Hinzu kommt, dass die schüchternen Ansätze zur Verbesserung der Prozessunterstützung bislang eher zur Frustration der Nutzer als zur Unterstützung beigetragen haben. Dementsprechend gering sind die Akzeptanz und Nutzung.

Schlüsseltechnologien für eine echte Transformation

Eine digitale Transformation erfordert die Nutzung von Daten unter Einbezug von Künstlicher Intelligenz (KI). Dazu werden große Datenmengen strukturiert erfasst und nutzbar gemacht. Dies schafft eine fundierte Entscheidungsgrundlage und ermöglicht eine Vereinfachung und Vereinheitlichung von Prozessen.

Im Bereich Schadenbearbeitung, insbesondere der höheren Schadenkategorien im Kompositbereich, liegt ein riesiges Potenzial. Klassische Ziele sind unter anderem die Steigerung der Kundenzufriedenheit, eine effizientere Bearbeitung und eine Senkung der Schadenkosten aus Versicherersicht.

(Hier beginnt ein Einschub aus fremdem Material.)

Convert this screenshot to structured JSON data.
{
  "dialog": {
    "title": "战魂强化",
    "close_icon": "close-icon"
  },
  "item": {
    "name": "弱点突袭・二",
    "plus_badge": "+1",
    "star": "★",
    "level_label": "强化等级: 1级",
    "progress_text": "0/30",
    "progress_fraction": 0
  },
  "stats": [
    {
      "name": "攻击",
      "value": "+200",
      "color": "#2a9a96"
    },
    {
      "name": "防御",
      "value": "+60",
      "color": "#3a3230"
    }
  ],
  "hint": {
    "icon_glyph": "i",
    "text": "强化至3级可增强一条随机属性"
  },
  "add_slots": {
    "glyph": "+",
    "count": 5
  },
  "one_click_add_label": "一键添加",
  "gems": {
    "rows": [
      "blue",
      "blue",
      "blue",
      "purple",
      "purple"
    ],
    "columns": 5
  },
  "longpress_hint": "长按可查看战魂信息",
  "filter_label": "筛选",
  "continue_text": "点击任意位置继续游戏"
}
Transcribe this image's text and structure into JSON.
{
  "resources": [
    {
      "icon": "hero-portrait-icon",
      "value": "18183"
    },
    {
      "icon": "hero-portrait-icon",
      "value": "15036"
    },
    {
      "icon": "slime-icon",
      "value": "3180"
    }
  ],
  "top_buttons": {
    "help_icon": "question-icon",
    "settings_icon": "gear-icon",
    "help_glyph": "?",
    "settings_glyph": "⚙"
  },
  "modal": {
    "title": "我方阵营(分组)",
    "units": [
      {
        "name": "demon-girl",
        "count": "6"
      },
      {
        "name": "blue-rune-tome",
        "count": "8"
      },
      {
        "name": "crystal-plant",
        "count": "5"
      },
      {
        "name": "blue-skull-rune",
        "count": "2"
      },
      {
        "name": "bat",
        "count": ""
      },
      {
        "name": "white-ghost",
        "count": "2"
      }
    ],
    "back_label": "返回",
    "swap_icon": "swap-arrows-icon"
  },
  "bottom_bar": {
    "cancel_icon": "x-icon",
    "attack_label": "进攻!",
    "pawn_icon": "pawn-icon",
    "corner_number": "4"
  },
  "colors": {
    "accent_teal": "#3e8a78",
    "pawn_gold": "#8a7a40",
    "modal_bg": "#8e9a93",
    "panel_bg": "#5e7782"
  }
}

Die reine „Elektrifizierung“ bestehender Prozesse wird die Schadenbearbeitung aber nicht revolutionieren können. Es bedarf vielmehr eines Neuanfangs auf Basis zukunftsweisender Technologien, die es erlauben die Schwachstellen zu überwinden. Der Schlüssel dazu ist der Einsatz von Data Analytics, verbunden mit modernen Nutzerschnittstellen, die eine leichte und prozessadäquate Nutzung in den verschiedenen Anwendungszusammenhängen von der Schadenmeldung über die die Disposition bis hin zur Regulierung und Einbindung des Kunden ermöglichen.

Eine Vereinheitlichung in der Schadenaufnahme sorgt für strukturierte Daten, die besser verarbeitet und analysiert werden können. Durch die effizientere Befüllung der KI hinter der Software können die Nutzer auf bessere Entscheidungsgrundlagen zurückgreifen und somit effizienter agieren. Dies vereinfacht den Prozess und sorgt langfristig für bessere Datenlagen und einen gesamthaften Überblick für Versicherer, Sachverständige, Handwerks- und Reparaturbetriebe bis hin zu Herstellern, zum Beispiel von Heizungs- und Rohrsystemen.

Wichtige Bausteine dafür sind:

  • Management Cockpits auf Basis von umfangreichen Data Analytics zur Steuerung der Schadenbereiche
  • Eine hervorragende Nutzbarkeit durch ein entsprechendes situationsadäquates UX-Design, unter anderem im Bereich der mobilen Nutzung
  • Unterstützung der Anwender durch datengetriebene Modelle, um bessere Entscheidungen zu treffen.

Klare Paradigmen der Anwendungsentwicklung

Die Umsetzung dieser Anforderungen lässt sich nach unserer Erfahrung durch zwei wesentliche Elemente der Anwendungsentwicklung erreichen: Auf der technischen Seite werden Machine Learning-Modelle in die Anwendungen eingebunden, die entscheidenden Mehrwert schaffen können. Konkrete Erfahrung konnte claimsforce damit bereits bei der Steuerung und Disposition von Schäden sammeln. Auf Basis der Analyse der Prozessdaten sind erhebliche Effizienzvorteile nachweisbar.

Eine exzellente Nutzbarkeit der Software ist nur zu erreichen, indem bereits in der Entwicklung die Anwender intensiv beteiligt werden und immer wieder ihre Bewertung aktiv einbringen können. Jede noch so gute Prozessbeschreibung wird ohne praktische Erprobung und die Realitätserfahrung der Nutzer theoretisch bleiben.

Die intuitive Bedienbarkeit der Lösungen und die exzellente Nutzbarkeit von claimsforce Produkten sorgt für eine höhere Affinität auf Nutzerseite. Die Lösungen werden im Austausch mit den Anwendern der Kooperationspartner entwickelt und auf dieser Basis optimiert. Die zukünftigen Nutzerinnen und Nutzer der Produkte werden somit in den Prozess intensiv eingebunden. Digitalisierung wird dadurch nutzbringend wahrgenommen und als klarer Vorteil im Arbeitsalltag gewertet. Damit wird neben dem technologischen Anspruch auch der zweite relevante Punkt in der digitalen Transformation im Schadenbereich abgedeckt. Überzeugte Mitarbeiterinnen und Mitarbeiter kombiniert mit Transparenz und einer effizienten Prozessteuerung sorgen für eine positive Wahrnehmung der Schadenbearbeitung.